DMA tests have been widely applied to characterize the interface properties and solid viscoplasticity of heterogeneous PNCs. The variations in dissipation factor (Tan δ) and storage modulus (E’) with temperature are shown in Figure 10. Tg is usually taken as the temperature corresponding to the peak of tan δ, reflecting the fluidity of polymer segments during experimental process [48].

Figure 10

(a) E’ and (b) Tan δ as a function of temperature for Neat PUE and PDA@CNFs/PUE, (c) E’, and (d) Tan δ as a function of temperature for Neat PUE, CNFs/PUE, and PC/PUE–Ⅳ.

The Tg of neat PUE is about –35.6 °C. It is obvious from the results that with an increase of content of PDA@CNFs, the E’ values soared dramatically while Tg first fell and then rose accordingly during the whole temperature range, as shown in Figure 10. In comparison to the neat PUE, CNFs/PUEs exhibited higher E’ and higher Tg, which shows that CNFs can endow PUEs in strength but not toughness. However, PDA@CNFs have a potential to reduce the Tg of PUE composites with a small amount of mass fraction. In the cryogenic glass zone above the glass transition zone, the value of E’ increases significantly, because of elasticity and chain migration confinement effect of PDA@CNFs in the PUE matrix, while the Tan δ peak heights reduce and shift toward higher temperatures, which shows that adding more modified fillers will cause partial agglomeration of polymer composites to restrict the movement of chain joints and cause a decrease in the toughness of the material.
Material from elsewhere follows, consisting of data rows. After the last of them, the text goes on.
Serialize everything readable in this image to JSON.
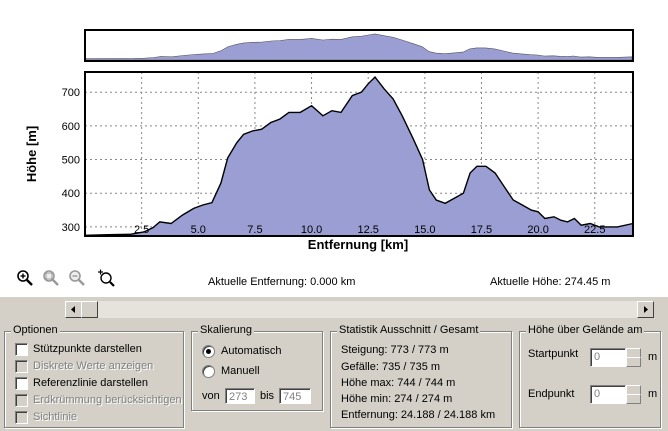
{
  "chart_data": {
    "type": "area",
    "ylabel": "Höhe [m]",
    "xlabel": "Entfernung [km]",
    "x_ticks": [
      "2.5",
      "5.0",
      "7.5",
      "10.0",
      "12.5",
      "15.0",
      "17.5",
      "20.0",
      "22.5"
    ],
    "y_ticks": [
      "300",
      "400",
      "500",
      "600",
      "700"
    ],
    "xlim": [
      0,
      24.188
    ],
    "ylim": [
      273,
      760
    ],
    "grid": true,
    "fill_color": "#9a9ed2",
    "line_color": "#000000",
    "x": [
      0,
      1,
      2,
      2.6,
      3.0,
      3.3,
      3.8,
      4.3,
      4.8,
      5.2,
      5.6,
      6.0,
      6.3,
      6.7,
      7.0,
      7.4,
      7.8,
      8.2,
      8.6,
      9.0,
      9.5,
      10.0,
      10.5,
      10.9,
      11.3,
      11.8,
      12.2,
      12.5,
      12.8,
      13.2,
      13.6,
      14.0,
      14.5,
      14.9,
      15.2,
      15.5,
      15.9,
      16.3,
      16.7,
      17.0,
      17.3,
      17.7,
      18.1,
      18.5,
      18.9,
      19.3,
      19.7,
      20.0,
      20.3,
      20.7,
      21.0,
      21.3,
      21.6,
      21.9,
      22.3,
      22.7,
      23.1,
      23.5,
      24.188
    ],
    "y": [
      275,
      277,
      278,
      285,
      298,
      315,
      310,
      335,
      355,
      365,
      372,
      430,
      505,
      550,
      575,
      585,
      590,
      610,
      620,
      640,
      640,
      660,
      630,
      645,
      640,
      690,
      700,
      725,
      745,
      710,
      680,
      630,
      560,
      500,
      410,
      380,
      370,
      385,
      400,
      460,
      480,
      480,
      460,
      420,
      380,
      365,
      350,
      345,
      325,
      330,
      320,
      315,
      325,
      305,
      310,
      300,
      300,
      300,
      310
    ]
  },
  "overview_color": "#9a9ed2",
  "toolbar": {
    "icons": [
      "zoom-in-icon",
      "zoom-range-icon",
      "zoom-out-icon",
      "zoom-reset-icon"
    ]
  },
  "status": {
    "distance": "Aktuelle Entfernung: 0.000 km",
    "height": "Aktuelle Höhe: 274.45 m"
  },
  "options": {
    "title": "Optionen",
    "items": [
      {
        "label": "Stützpunkte darstellen",
        "enabled": true
      },
      {
        "label": "Diskrete Werte anzeigen",
        "enabled": false
      },
      {
        "label": "Referenzlinie darstellen",
        "enabled": true
      },
      {
        "label": "Erdkrümmung berücksichtigen",
        "enabled": false
      },
      {
        "label": "Sichtlinie",
        "enabled": false
      }
    ]
  },
  "scaling": {
    "title": "Skalierung",
    "auto": "Automatisch",
    "manual": "Manuell",
    "from_label": "von",
    "to_label": "bis",
    "from_value": "273",
    "to_value": "745"
  },
  "statistics": {
    "title": "Statistik  Ausschnitt / Gesamt",
    "lines": [
      "Steigung: 773 / 773 m",
      "Gefälle: 735 / 735 m",
      "Höhe max: 744 / 744 m",
      "Höhe min: 274 / 274 m",
      "Entfernung: 24.188 / 24.188 km"
    ]
  },
  "terrain": {
    "title": "Höhe über Gelände am",
    "start_label": "Startpunkt",
    "start_value": "0",
    "end_label": "Endpunkt",
    "end_value": "0",
    "unit": "m"
  }
}
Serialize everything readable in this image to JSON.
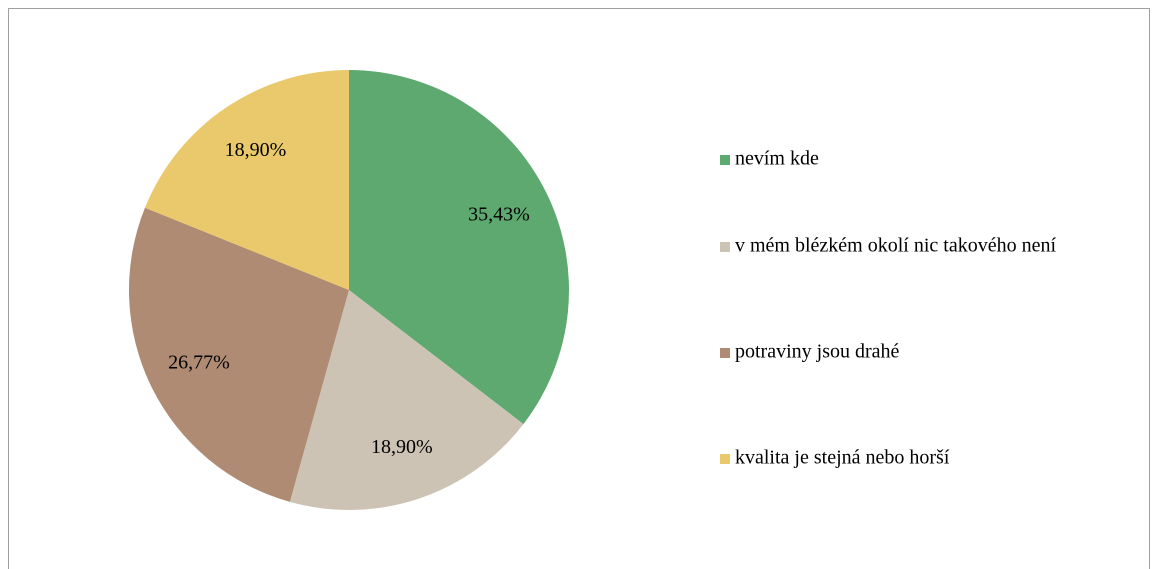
{
  "chart_data": {
    "type": "pie",
    "categories": [
      "nevím kde",
      "v mém blézkém okolí nic takového není",
      "potraviny jsou drahé",
      "kvalita je stejná nebo horší"
    ],
    "values": [
      35.43,
      18.9,
      26.77,
      18.9
    ],
    "value_labels": [
      "35,43%",
      "18,90%",
      "26,77%",
      "18,90%"
    ],
    "colors": [
      "#5ea96f",
      "#cdc3b4",
      "#ae8b72",
      "#e9c96b"
    ],
    "legend": "right"
  }
}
Experiments verified that the modification and dispersion of CNFs in the PUE matrix can cause hydrodynamic enhancement effects, and the dispersion of nanofillers in the PUE is controlled by the modified state and mass fraction of nanofillers.

4. Conclusions

Our works focus on the dynamic thermomechanical response and high-speed impact performance of PUE composites modified by PDA, and the effects of PDA@CNFs on PUE are discussed from the perspectives of chemical composition and structures. PDA can serve as “interfacial agents”, which provide π-π conjugation and hydrogen bonds, noncovalent bonding, and robust covalent bonding, such as amidogens and hydroxyls, crosslinking PUE to improve the interface interaction between CNFs and PUEs. We studied the effect of three different concentrations of DA to modify CNFs in PUE composites, and continued to investigate the effect of PDA@CNFs–1 mass fraction of PUE composites. To systemically study the mechanical properties of PDA@CNFs/PUE, we carried out static compression tests, SHPB tests and DMA experiments, then we observed the sections of PUE composites after SHPB tests. The experimental data show that adding tiny PDA@CNFs can significantly endow PUEs with a comprehensive mechanical performance and high-speed impact resistance via improving homogeneous dispersion, promoting interfacial bonding. The main experimental conclusions are as follows.

PDA can improve the dispersity of CNFs and compatibility between CNFs and PUE matrices.

PDA@CNFs/PUEs have excellent and comprehensive mechanical properties in static compression tests. The compression modulus and maximum strength of PC/PUE-Ⅳ were increased by 103.54% and 141.25%, respectively, compared with the neat PUE. The compression resilience rate of PC/PUE–Ⅳ was up to 82.6%, which was much better than the neat PUE and CNFs/PUE.

During the dynamic impact tests and DMA tests, PC/PUEs had excellent energy absorption capability, storage modulus and impact penetration resistance due to good dispersity and interface combination and “mud and brick” structures in the PUE composites.